Abstract 17900: A Common Single Nucleotide Polymorphism Associated With Atrial Fibrillation Modulates Symptomatic Response To Antiarrhythmic Drug Therapy
Introduction: Recent genome wide association studies have identified 3 loci, on chromosomes 4q25 (near PITX2), 16q22 (in ZFHX3), and 1q21 (in KCNN3), that associate with either typical or lone atrial fibrillation (AF). These findings indicate that variable mechanisms contribute to AF susceptibility, and suggest therefore that response to therapy may be genotype-dependent. We tested this hypothesis by determining the relationship between response to conventional antiarrhythmic drugs (AAD) and single nucleotide polymorphisms (SNPs) that predict AF: rs2200733 and rs10033464 at 4q25, rs7193343 in ZFHX3 and rs13376333 in KCNN3.
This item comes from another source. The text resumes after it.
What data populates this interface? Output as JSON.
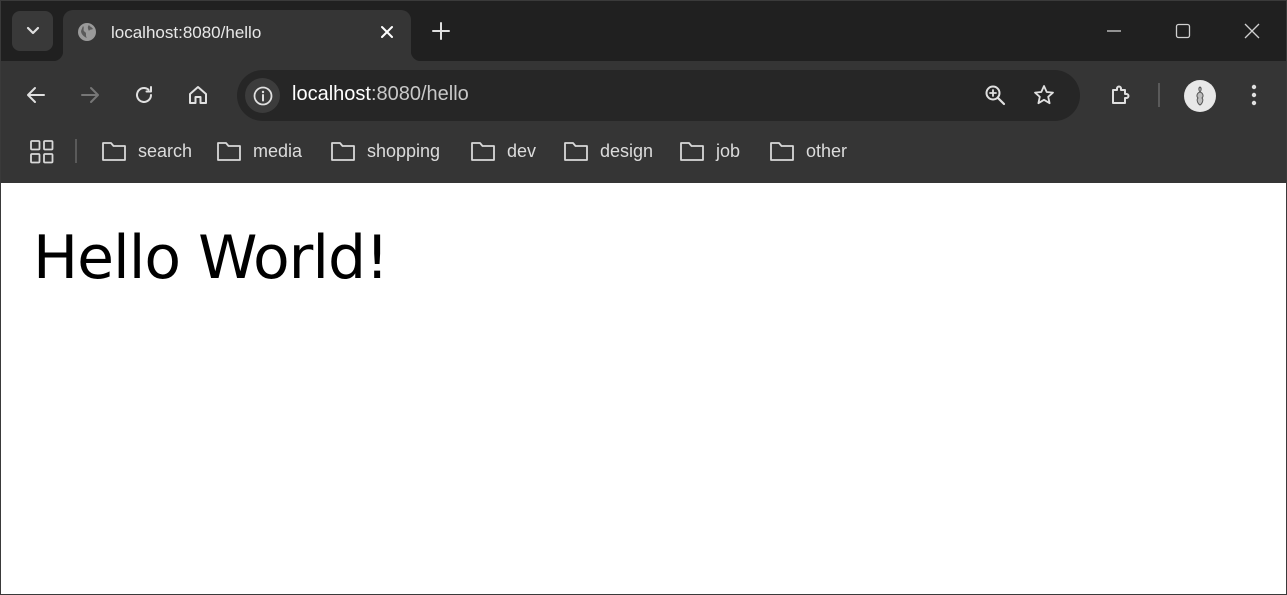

Methods: We studied 340 Caucasian patients (225 men, 115 women; age 64±12 years) prospectively enrolled in the Vanderbilt AF Registry. AAD therapy outcome was defined prospectively as successful if the patient remained on the same AAD therapy for a minimum of 6 months with ≥75% reduction in symptomatic AF burden or non-response if AF burden was unchanged, necessitating a change in drugs or therapy.
Results: Lone AF (age<65 years, no identifiable cause) was present in 82 (24%), and hypertension was the commonest underlying disease in 180 (54%) patients. AF was paroxysmal in 238 (70%) and persistent in the remaining 102 (30%) patients. Of the 340 patients, 294 (86%) were successfully rhythm-controlled. All 4 SNPs were in Hardy-Weinberg equilibrium. Multiple clinical variables (including age, gender, hypertension, lone AF) failed to significantly predict response to AADs. By contrast rs13376333 in KCNN3 was significantly associated with successful rhythm control (odds ratio [OR] 2.01, 1.21-3.33 [95% CI]; P=0.007). This association persisted after correction for multiple clinical factors (OR 1.91, [1.16-3.13]; P=0.01).
Conclusions: These results suggest that a common SNP on chromosome 1q21 associated with incident lone AF modulates response to AAD therapy and points to a potential role for stratification of therapeutic approaches by genotype.
- © 2010 by American Heart Association, Inc.